Now, to go back to the point: if we are to be a church that makes a difference in a conflicted world – less concerned or preoccupied with our internal purity and more committed to showing the world what redemption and grace look like – then we need to take seriously who we are as Anglicans in Yorkshire and what should guide our priorities. Today we look at the budget … which is not a set of numbers to be agreed with, but is (what the Archbishop of Canterbury once described as) ‘theology in numbers”. Our budget tells us whether we think it is worth coughing up sacrificially to resource a church or diocese that believes it can and must make a difference in and to the world. That is what our parish share is about. Not funding a bureaucracy – which it doesn’t – but enabling a mission that is transformative: building confident Christians who grow churches that help transform their communities.

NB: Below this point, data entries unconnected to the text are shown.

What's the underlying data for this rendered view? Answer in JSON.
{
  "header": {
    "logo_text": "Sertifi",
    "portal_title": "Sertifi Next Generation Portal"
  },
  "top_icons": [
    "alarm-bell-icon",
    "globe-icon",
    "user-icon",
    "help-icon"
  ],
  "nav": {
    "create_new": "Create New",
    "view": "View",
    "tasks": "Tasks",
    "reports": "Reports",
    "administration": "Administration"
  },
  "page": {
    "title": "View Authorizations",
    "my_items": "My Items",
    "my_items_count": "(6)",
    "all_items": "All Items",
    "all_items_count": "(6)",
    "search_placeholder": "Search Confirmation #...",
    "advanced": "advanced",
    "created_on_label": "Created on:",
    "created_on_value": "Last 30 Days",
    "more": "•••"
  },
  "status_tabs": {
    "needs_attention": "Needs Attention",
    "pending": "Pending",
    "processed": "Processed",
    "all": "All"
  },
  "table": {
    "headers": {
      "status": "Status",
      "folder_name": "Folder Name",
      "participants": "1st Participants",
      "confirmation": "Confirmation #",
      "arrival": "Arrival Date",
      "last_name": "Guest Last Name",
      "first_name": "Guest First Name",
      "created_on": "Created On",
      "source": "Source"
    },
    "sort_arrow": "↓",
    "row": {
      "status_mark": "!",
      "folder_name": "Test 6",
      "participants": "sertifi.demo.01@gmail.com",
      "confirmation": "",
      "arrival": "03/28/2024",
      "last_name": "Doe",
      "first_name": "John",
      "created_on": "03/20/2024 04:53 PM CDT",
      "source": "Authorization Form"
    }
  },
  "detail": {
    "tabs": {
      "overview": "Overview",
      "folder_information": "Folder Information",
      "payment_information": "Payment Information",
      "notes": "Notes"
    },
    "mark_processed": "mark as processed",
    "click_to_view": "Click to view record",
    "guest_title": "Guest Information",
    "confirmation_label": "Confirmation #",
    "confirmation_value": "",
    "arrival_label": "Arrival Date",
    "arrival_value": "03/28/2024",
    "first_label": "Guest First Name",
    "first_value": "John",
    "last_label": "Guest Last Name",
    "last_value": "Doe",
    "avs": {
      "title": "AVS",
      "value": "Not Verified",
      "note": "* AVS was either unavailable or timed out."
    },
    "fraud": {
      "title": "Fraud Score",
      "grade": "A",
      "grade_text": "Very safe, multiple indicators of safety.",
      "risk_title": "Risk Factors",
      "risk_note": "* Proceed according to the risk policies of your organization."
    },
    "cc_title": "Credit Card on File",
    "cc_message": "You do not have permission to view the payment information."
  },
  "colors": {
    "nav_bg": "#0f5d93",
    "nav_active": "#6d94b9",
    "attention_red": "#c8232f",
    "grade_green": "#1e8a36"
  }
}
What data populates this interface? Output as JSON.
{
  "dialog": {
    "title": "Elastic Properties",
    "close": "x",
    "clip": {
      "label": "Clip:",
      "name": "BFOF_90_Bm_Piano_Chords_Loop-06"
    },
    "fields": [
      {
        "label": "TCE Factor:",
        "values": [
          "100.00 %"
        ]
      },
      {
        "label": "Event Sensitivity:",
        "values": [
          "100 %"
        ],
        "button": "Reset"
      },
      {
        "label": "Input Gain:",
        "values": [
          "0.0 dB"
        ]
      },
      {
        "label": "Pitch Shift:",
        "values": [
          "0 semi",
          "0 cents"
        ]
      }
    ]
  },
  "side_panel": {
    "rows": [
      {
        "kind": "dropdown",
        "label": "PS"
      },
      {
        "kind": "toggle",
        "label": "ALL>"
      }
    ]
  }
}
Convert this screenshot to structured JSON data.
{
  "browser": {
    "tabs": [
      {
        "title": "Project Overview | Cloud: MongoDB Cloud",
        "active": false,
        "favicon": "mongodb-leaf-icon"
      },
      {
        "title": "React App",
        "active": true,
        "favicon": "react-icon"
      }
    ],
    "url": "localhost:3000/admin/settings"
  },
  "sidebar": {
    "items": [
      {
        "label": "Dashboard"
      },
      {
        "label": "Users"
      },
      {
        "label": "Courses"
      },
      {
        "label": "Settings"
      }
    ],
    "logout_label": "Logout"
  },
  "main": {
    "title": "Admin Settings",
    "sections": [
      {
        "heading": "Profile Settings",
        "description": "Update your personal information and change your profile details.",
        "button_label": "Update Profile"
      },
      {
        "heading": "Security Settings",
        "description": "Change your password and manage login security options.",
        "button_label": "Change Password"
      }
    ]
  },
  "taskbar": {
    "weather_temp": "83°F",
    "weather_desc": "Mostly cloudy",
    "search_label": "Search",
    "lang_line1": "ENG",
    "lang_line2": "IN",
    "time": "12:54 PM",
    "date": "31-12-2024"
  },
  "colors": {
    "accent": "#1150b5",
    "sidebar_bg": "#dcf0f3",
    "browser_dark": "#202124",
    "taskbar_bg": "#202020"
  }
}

That is why elections to deanery and diocesan synods matter. Conviction has to be earthed in mundane structure and attention to process and people. I hope we will note the creation of the Hunslet Gathering – a new initiative in church planting. Promulging Amending Canon 42 doesn’t sound exhilarating, but it is the structural prioritising of safeguarding in the church, but for the sake of the world around us.

I have said enough. Thank you for your patience. Today let’s listen and speak with grace, asking God for wisdom as we navigate contested territory and seek a common mind as God’s church here in the Diocese of Leeds. Bob Dylan is still going strong; so can we as the times change and we seek to be faithful to God’s call at this time and in this part of God’s world.